A Matter of TASTE: Improving Coverage and Difficulty of Agent Benchmarks
Researchers introduce TASTE, an automated method for generating challenging AI agent benchmarks by reversing traditional task construction—starting from tool sequences rather than natural language descriptions. The resulting τc-Bench significantly increases difficulty and tool-use diversity, revealing that high performance on existing saturated benchmarks like τ2-Bench doesn't guarantee robust agent capabilities.
The advancement of AI agent capabilities has exposed a critical weakness in current evaluation methodology: existing benchmarks become saturated, masking the true limitations of state-of-the-art models. TASTE addresses this by automating benchmark generation through an Adaptive Contrastive n-gram model that samples valid tool sequences and clusters them for representative coverage. This reversal of the traditional task-construction pipeline—which typically begins with natural language scenarios—captures substantially broader patterns of tool interaction that agents must navigate.
The performance degradation observed when moving from τ2-Bench to τc-Bench is striking and revealing. Models like Gemini-3-Flash, achieving 82-94% accuracy on the original benchmark, plummeted to 28-61% on the new tasks. This suggests that benchmark saturation has created a false sense of progress, with high scores reflecting the narrowness of existing evaluation protocols rather than genuine robustness. The doubling of unique tool combinations required by TASTE-generated tasks provides a more comprehensive stress test of agent capabilities across diverse scenarios.
For the AI development community, this work highlights an urgent problem: as agents improve, evaluation infrastructure must evolve proportionally to remain meaningful. The automated, scalable nature of TASTE positions it as a potential standard for continuous benchmarking. This creates immediate value for researchers calibrating agent performance accurately and comparing models across genuinely challenging problem spaces. The methodology's emphasis on tool-use diversity also reflects real-world deployment requirements, where agents must handle unpredictable combinations of capabilities rather than narrow, well-practiced scenarios.
- →TASTE automates benchmark generation by evolving tool sequences rather than mapping natural language tasks, capturing broader agent capabilities.
- →Top-performing models show 30-60% accuracy drops on TASTE-generated benchmarks versus existing benchmarks, indicating previous saturation masked true limitations.

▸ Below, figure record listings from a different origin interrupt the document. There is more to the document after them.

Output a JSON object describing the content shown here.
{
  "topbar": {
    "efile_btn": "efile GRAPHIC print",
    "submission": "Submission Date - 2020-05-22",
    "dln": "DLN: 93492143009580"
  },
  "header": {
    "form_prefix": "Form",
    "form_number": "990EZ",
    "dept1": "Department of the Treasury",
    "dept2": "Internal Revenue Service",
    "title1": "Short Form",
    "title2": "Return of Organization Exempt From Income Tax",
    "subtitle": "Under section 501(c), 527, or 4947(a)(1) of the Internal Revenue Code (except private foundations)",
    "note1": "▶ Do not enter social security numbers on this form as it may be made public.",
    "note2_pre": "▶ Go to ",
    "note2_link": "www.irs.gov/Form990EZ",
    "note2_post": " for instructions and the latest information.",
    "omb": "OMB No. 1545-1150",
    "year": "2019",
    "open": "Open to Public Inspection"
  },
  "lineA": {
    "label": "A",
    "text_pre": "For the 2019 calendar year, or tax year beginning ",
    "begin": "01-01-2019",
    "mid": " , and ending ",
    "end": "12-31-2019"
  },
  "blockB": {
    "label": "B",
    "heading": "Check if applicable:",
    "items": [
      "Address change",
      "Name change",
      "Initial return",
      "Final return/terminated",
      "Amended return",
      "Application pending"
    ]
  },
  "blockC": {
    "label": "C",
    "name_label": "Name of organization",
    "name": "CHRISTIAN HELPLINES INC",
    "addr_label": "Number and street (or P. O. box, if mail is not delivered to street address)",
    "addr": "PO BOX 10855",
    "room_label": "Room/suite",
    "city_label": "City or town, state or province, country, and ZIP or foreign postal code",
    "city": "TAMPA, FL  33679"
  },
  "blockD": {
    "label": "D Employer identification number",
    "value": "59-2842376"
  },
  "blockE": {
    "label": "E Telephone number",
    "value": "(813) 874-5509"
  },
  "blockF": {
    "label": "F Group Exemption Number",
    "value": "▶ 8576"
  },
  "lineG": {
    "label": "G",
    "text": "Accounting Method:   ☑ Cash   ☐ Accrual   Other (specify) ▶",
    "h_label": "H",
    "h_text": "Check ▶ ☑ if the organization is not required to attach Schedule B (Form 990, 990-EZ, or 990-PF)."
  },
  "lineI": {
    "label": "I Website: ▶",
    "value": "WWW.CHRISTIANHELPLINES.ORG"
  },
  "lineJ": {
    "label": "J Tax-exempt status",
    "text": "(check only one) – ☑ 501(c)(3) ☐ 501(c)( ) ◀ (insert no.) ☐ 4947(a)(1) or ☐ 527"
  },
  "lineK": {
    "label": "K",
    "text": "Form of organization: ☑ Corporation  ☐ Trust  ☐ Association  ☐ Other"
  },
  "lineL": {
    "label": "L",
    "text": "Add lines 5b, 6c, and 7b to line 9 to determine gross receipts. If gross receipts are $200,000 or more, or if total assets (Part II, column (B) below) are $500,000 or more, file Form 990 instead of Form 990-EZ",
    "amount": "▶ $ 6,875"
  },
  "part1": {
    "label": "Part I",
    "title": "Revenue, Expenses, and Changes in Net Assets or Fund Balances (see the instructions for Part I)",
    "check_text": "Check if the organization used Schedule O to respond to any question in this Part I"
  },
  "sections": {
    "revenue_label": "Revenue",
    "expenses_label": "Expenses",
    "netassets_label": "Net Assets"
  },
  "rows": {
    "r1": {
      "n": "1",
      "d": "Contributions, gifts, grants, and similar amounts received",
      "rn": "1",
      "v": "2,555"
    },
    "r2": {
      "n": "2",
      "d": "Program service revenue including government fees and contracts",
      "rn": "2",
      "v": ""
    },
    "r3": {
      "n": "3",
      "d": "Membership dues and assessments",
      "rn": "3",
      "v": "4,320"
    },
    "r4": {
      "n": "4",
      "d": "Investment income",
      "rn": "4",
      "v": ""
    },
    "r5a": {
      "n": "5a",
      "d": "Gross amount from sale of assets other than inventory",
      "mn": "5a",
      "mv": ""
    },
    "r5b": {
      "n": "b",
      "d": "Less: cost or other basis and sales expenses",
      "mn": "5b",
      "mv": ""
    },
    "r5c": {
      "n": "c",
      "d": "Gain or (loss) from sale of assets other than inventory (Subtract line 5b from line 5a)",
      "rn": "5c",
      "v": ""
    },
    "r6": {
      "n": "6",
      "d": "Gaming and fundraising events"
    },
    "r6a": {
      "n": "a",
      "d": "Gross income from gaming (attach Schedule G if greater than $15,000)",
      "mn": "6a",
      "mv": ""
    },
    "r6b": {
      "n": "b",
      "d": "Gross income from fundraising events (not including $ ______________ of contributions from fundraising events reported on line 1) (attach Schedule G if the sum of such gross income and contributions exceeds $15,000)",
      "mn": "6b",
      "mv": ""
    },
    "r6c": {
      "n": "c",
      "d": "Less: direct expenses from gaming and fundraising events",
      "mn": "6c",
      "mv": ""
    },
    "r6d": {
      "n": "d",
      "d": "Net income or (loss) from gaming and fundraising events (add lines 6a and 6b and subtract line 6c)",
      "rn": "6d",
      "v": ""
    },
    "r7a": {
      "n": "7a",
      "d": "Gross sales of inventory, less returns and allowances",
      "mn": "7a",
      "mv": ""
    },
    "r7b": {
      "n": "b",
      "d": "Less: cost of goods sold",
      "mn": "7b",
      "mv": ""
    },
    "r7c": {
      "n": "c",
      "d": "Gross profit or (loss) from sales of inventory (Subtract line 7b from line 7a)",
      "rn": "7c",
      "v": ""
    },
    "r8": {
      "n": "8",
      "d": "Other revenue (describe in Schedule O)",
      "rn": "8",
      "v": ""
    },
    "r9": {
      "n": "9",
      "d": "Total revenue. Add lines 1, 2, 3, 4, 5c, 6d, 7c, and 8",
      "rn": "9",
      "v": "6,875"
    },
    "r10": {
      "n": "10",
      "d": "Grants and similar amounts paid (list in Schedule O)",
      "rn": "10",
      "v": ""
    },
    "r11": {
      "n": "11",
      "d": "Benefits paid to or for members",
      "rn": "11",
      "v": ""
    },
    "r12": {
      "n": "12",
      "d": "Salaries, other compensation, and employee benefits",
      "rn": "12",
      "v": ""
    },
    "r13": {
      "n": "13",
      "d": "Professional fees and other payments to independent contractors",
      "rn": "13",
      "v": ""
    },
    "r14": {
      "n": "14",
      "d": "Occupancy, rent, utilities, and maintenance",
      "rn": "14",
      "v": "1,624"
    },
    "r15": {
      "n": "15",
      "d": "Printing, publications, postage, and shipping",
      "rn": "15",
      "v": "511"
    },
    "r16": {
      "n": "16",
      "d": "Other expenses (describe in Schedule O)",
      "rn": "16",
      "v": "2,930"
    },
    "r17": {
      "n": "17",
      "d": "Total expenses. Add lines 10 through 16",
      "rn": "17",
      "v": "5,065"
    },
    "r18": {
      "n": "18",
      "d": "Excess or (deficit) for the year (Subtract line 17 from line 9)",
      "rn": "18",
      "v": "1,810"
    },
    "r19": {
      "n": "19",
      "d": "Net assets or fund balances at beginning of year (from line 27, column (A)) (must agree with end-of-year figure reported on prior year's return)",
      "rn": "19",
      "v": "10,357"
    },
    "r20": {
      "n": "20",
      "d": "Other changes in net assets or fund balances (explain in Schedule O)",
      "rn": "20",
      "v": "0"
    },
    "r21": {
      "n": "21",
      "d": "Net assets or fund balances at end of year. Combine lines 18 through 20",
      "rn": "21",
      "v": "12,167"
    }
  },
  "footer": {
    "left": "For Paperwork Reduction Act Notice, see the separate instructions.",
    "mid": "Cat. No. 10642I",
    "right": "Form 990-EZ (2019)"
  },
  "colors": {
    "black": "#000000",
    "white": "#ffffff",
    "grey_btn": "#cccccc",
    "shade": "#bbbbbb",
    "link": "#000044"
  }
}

- →The new τc-Bench more than doubles unique tool combinations agents must execute, providing genuinely challenging evaluation coverage.
- →Automated, scalable benchmark generation enables continuous evaluation of advancing agent capabilities without manual labor-intensive task construction.
- →High benchmark scores may reflect evaluation saturation rather than robust problem-solving ability, requiring methodological shifts in agent assessment.